"There's something about having the time off and having it be August instead of July -- you feel like the summer is over," said Denis O'Hare, who plays Ernst Ludwig in the Broadway revival of Cabaret, which reopens Aug. 20. "There's the first chill in the air today. It feels like we're all a little older, a little wiser."
A month older, to be precise. That's how long its been since a Times Square construction accident closed the Roundabout Theatre Company's hit production, handing O'Hare and his fellow cast members impromptu vacations. After 35 canceled shows and $1.5 million in lost revenue, Cabaret's cast and crew ventured back into the Kit Kat Klub for rehearsals Aug. 18.
Walking Aug. 19 down the newly reopened block of W. 43rd street between Sixth and Seventh avenues, where the Kit Kat Klub is located, the only hint that anything had happened on this street is a security officer, who waived people off the sidewalk lining the now-repaired Conde Nast tower. Inside the adjacent Kit Kat, the theatre looked just as it did before the accident, the small red lamps on the black cocktail tables lending the space a congenial glow. Associate Director Jennifer Uphoff Gray said that, aside from some water damage on the mezzanine level and some heavy-duty dusting, there was little to do in getting the space back in shape.
"It feels like we never left," said cast member Fred Rose.

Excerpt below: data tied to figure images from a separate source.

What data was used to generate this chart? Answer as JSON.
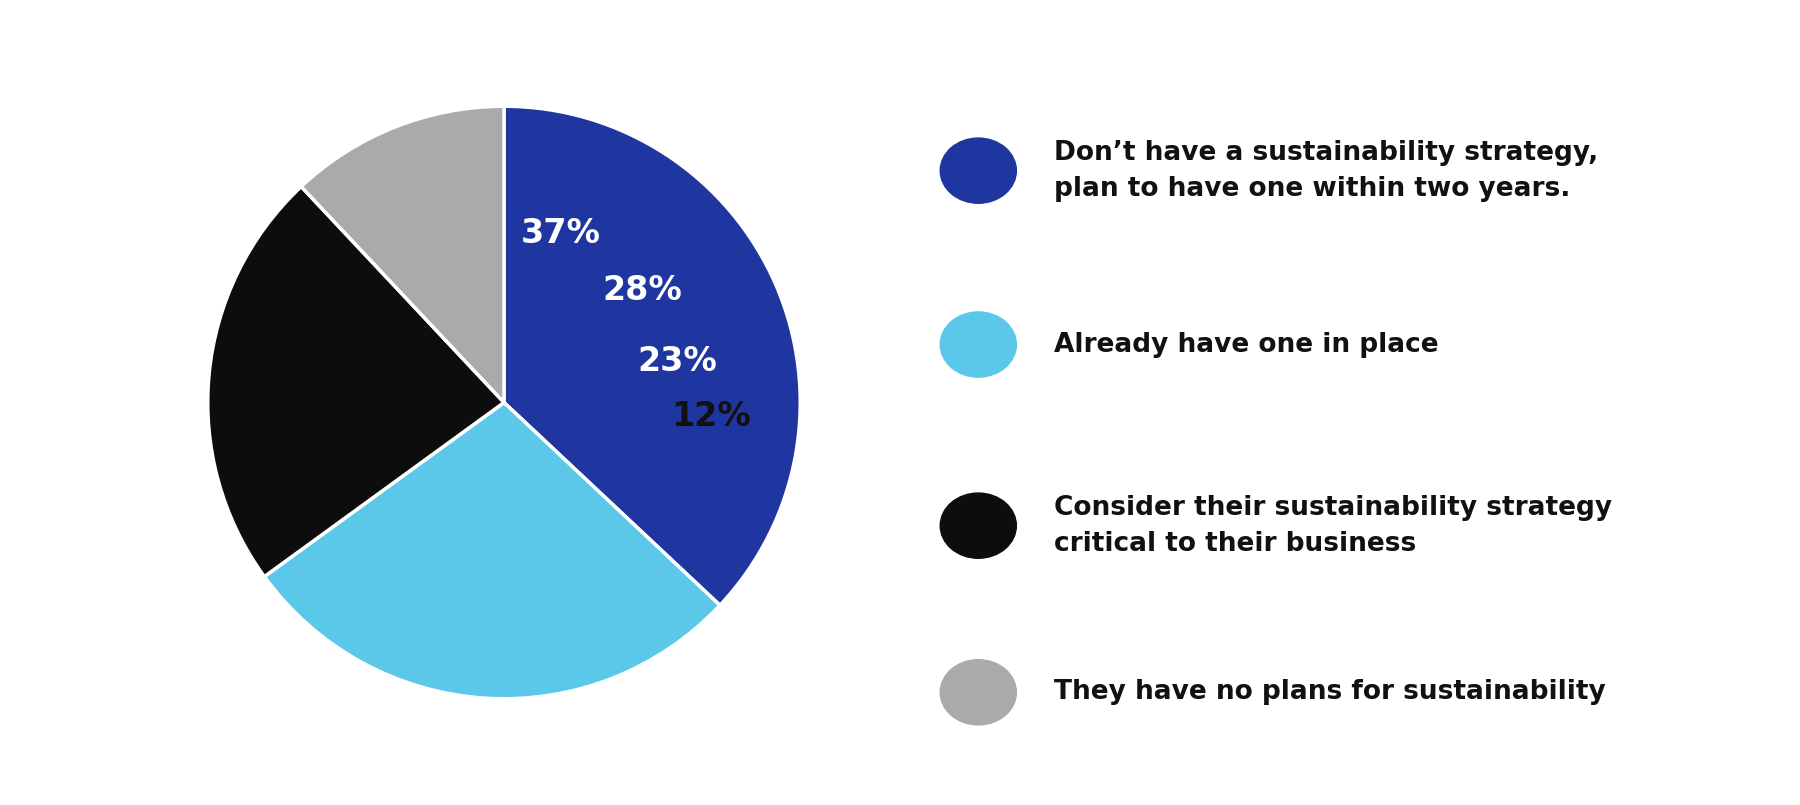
{
  "slices": [
    37,
    28,
    23,
    12
  ],
  "colors": [
    "#1f35a0",
    "#5bc8ea",
    "#0d0d0d",
    "#aaaaaa"
  ],
  "labels": [
    "37%",
    "28%",
    "23%",
    "12%"
  ],
  "label_colors": [
    "#ffffff",
    "#ffffff",
    "#ffffff",
    "#111111"
  ],
  "legend_labels": [
    "Don’t have a sustainability strategy,\nplan to have one within two years.",
    "Already have one in place",
    "Consider their sustainability strategy\ncritical to their business",
    "They have no plans for sustainability"
  ],
  "background_color": "#ffffff",
  "legend_text_color": "#111111",
  "label_fontsize": 24,
  "legend_fontsize": 19,
  "startangle": 90,
  "pct_distance": 0.6
}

"Within ten minutes of being here," echoed O'Hare, "everyone went `Oh my God, we never left.' " Both Rose and O'Hare do double duty as part of the Kit Kat Orchestra -- Rose on cello and O'Hare on clarinet. They'd just completed a rehearsal with the band, setting sound levels for new stars Jennifer Jason Leigh and Blair Brown, who are taking over the roles of Sally Bowles and Fraulein Schneider, respectively. "My fingers are extremely sore today," said Rose, "because I haven't played in a month and the cello strings really do a number on you when your callouses go away." O'Hare, too, admitted to neglecting his instrument. With the show resuming performances Aug. 20, O'Hare must make other sacrifices as well. "I have to shave now, which is a bummer," he said.
The first few days of Cabaret's eclipse were rather anxiety ridden, admitted O'Hare. "The terrible thing was not knowing from day to day, and being on tenterhooks." But soon, he took advantage of the time off. He caught up on his movies and plays and took in several museum shows. He also spent time polishing a screenplay. Rose flew back to his home state of Colorado. "I got up in the mountains and back to my roots and let Cabaret go," he said.
Cabaret director "Sam [Mendes] made a good point," explained O'Hare. "He said `Use this time. People never get this opportunity to go away and stop thinking about their show, to totally clean out, and come back to it fresh.' "
Neither Rose nor O'Hare have any worries about getting the show back on its feet. They've been rehearsing with Leigh and Brown over the past month. And Leigh, though she never rehearsed in the Kit Kat Klub until Tuesday, looked remarkably calm as she stretched on stage.
As far as getting to work every day is concerned, O'Hare said he doesn't believe lightning -- in the form of another tragedy -- will strike twice on 43rd Street. And Rose rarely worries about the chance of another accident. "Only when I look up," he said.